Vielleicht ist es das schönste Vereinslied des deutschen Fußballs, das Alemannia Aachen da mitgebracht hat in die Bundesliga. „Aber eins das bleibt besteh’n, Alemannia Aachen wird nicht untergeh’n“ von den 3 Atömchen stammt aus den späten Fünfzigern. Vermutlich allerdings wird die Zeile „Doch das Spiel, wie kann es anders sein, das gewinnt der andere Verein“, noch häufiger zutreffen während der gerade begonnenen Saison. Heute käme wohl niemand auf die Idee, ein Vereinslied mit solchem Inhalt zu dichten, doch in Aachen wird der Text auch vor den neuerdings stattfindenden Bundesligaspielen mit großer Hingabe gesungen. Aber die Sache mit der Zeit ist ohnehin etwas durcheinander geraten dort im äußersten Westen der Republik.

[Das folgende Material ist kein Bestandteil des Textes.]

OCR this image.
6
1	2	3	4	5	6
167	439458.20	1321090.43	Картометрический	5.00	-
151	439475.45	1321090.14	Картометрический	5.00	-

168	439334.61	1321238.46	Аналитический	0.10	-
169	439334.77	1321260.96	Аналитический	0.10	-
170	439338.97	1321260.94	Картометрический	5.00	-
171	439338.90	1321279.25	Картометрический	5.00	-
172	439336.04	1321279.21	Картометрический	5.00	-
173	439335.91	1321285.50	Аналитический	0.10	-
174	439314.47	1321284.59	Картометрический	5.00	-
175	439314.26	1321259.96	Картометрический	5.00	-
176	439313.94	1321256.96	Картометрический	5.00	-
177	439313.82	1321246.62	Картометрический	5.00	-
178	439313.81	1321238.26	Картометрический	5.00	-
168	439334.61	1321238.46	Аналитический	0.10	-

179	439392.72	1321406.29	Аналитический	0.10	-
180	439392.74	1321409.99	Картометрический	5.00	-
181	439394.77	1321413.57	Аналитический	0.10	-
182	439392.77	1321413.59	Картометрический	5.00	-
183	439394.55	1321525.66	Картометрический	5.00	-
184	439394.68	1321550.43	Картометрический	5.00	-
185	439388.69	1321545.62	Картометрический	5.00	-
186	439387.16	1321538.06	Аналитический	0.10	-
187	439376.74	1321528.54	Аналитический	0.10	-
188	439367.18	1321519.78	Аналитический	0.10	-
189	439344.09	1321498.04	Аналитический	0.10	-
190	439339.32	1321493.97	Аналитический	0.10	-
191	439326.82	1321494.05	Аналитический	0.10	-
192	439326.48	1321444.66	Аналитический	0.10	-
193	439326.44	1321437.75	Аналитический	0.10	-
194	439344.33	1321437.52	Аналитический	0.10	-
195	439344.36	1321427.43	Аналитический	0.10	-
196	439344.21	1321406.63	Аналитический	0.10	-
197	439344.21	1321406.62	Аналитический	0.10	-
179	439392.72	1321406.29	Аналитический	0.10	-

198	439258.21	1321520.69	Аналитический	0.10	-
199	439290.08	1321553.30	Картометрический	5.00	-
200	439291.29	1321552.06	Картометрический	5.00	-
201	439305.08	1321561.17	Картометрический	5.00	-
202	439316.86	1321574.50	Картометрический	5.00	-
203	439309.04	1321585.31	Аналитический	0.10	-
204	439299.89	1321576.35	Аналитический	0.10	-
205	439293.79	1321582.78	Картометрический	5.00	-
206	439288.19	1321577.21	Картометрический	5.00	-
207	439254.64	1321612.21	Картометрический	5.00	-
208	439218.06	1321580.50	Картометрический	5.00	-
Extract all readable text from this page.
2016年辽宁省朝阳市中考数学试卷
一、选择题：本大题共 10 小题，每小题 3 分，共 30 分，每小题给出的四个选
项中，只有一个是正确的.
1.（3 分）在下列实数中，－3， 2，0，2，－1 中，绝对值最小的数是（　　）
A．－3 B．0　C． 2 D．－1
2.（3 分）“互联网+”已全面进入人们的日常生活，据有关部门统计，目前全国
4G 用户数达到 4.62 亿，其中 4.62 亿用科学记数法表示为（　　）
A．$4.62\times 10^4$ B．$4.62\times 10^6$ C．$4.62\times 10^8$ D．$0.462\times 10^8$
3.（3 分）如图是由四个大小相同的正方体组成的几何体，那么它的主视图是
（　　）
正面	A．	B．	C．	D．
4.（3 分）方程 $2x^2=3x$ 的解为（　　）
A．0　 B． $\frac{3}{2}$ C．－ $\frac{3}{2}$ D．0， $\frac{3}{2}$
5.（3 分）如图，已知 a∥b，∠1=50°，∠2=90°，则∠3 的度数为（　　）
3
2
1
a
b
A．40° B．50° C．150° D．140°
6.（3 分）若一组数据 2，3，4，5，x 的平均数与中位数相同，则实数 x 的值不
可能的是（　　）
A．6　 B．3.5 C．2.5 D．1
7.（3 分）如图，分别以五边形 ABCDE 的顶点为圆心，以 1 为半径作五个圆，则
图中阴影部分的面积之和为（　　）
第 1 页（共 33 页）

Eine merkwürdige Mischung aus Vergangenheit, Gegenwart, Zukunft und Undefinierbarem hat sich da mit Alemannia in die Bundesliga geschlichen. Wie fast überall träumt man von einer großen Zukunft in einer neuen Arena, doch die Gegenwart präsentiert sich als Zeitreise in die Vergangenheit. Denn der Tivoli, das Stadion des Klubs, ist eine echte Kuriosität, ein Anachronismus, der Nostalgiker in wehmütige Melancholie zu versetzen vermag. Für den modernen Fußballkonsumenten wirkt ein Besuch des Tivoli, an dem seit 50 Jahren kaum etwas verändert wurde, wie der Ausflug in ein Fußballmuseum. Wie in den alten englischen Stadien stehen und sitzen die Zuschauer unmittelbar am Spielfeld, nur die Längstribünen sind überdacht, auf den Treppenaufgängen wächst das Moos, die Tribünen sind mit Erdwällen unterfüttert, und in Anlehnung an die Achtziger, als die Stadionsprecher Werbetexte der lokalen Wirtschaft vorlasen, werden in Aachen Anstoßzeit, Auswechslungen oder Zuschauerzahl von regionalen Unternehmern präsentiert.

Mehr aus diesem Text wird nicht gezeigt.